In the fifth article, Bruce Cory, Rohit Kapur, and Bill Underwood represent a joint experimental work between nVidia and Synopsys. In today's industrial practice, it is important to ask whether it's possible to remove functional test's dependency on speed binning by employing a more cost-effective, structural, at-speed test approach. With this question in mind, the authors show that speed binning results obtained from structural testing of selected critical paths correlates closely with results from functional testing. The authors then offer a formula that relates critical-path testing frequency to system-operation frequency. Although these results might be design and frequency dependent, this work demonstrates the possibility of replacing functional testing with structural testing in speed binning. It should inspire future studies to delineate a clear boundary between the applications of the two approaches.
Finally, Bob Madge and Brady Benware of LSI Logic and Rob Daasch of Portland State University tackle the effectiveness of structured delay tests for defect detection across a wide spectrum of operating conditions. It is common to apply most IC tests at varying voltages and temperatures, and to sometimes modulate the frequency as well. All these variations, particularly frequency modulation, can have an unknown effect on the quality of the overall test results. Although maximizing outgoing quality is desirable, doing so with minimal yield loss is equally important. The authors detail their approach for test generation and application on silicon, comparing defect detection for patterns from different test generation strategies. They apply patterns at various operating frequencies to empirically derive a relationship between test frequency and defect coverage. They also make several observations related to yield impact, overkill rate, and failure analysis.
These six articles provide an excellent summary of the state of the art in at-speed testing.

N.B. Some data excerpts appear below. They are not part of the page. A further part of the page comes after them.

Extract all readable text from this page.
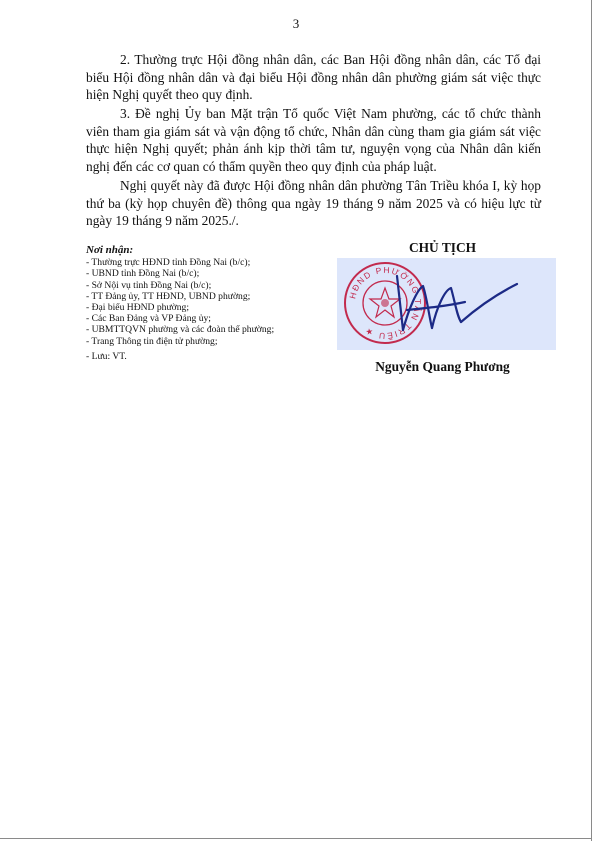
3

2. Thường trực Hội đồng nhân dân, các Ban Hội đồng nhân dân, các Tổ đại biểu Hội đồng nhân dân và đại biểu Hội đồng nhân dân phường giám sát việc thực hiện Nghị quyết theo quy định.

3. Đề nghị Ủy ban Mặt trận Tổ quốc Việt Nam phường, các tổ chức thành viên tham gia giám sát và vận động tổ chức, Nhân dân cùng tham gia giám sát việc thực hiện Nghị quyết; phản ánh kịp thời tâm tư, nguyện vọng của Nhân dân kiến nghị đến các cơ quan có thẩm quyền theo quy định của pháp luật.

Nghị quyết này đã được Hội đồng nhân dân phường Tân Triều khóa I, kỳ họp thứ ba (kỳ họp chuyên đề) thông qua ngày 19 tháng 9 năm 2025 và có hiệu lực từ ngày 19 tháng 9 năm 2025./.

Nơi nhận:
- Thường trực HĐND tỉnh Đồng Nai (b/c);
- UBND tỉnh Đồng Nai (b/c);
- Sở Nội vụ tỉnh Đồng Nai (b/c);
- TT Đảng ủy, TT HĐND, UBND phường;
- Đại biểu HĐND phường;
- Các Ban Đảng và VP Đảng ủy;
- UBMTTQVN phường và các đoàn thể phường;
- Trang Thông tin điện tử phường;
- Lưu: VT.
CHỦ TỊCH
HĐND PHƯỜNG TÂN TRIỀU ★
Nguyễn Quang Phương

We hope you enjoy this special issue.
Kenneth M. Butler is a Fellow in the ASIC Division of Texas Instruments. His research interests include DFT, ATPG, automated diagnosis, test quality, and test economics. Butler has a BSEE from Oklahoma State University; and an MSE and PhD from the University of Texas at Austin, both in electrical engineering. He is a senior member of the IEEE and a member of the IEEE Computer Society.
Kwang-Ting (Tim) Cheng is a professor of electrical and computer engineering at the University of California, Santa Barbara, and associate editor in chief of IEEE Design & Test. His research interests include VLSI testing, design verification, and multimedia computing. Cheng has a BS in electrical engineering from National Taiwan University, and a PhD in electrical engineering and computer science from the University of California, Berkeley. He is a Fellow of the IEEE.
Li-C. Wang is a faculty member of the Electrical and Computer Engineering Department at the University of California, Santa Barbara. His research interests include delay test and diagnosis, timing validation, defect-oriented testing, and verification. Wang has a BS in computer engineering from National Chiao-Tung University, Taiwan; and an MS in computer science and a PhD in electrical and computer engineering, both from the University of Texas at Austin.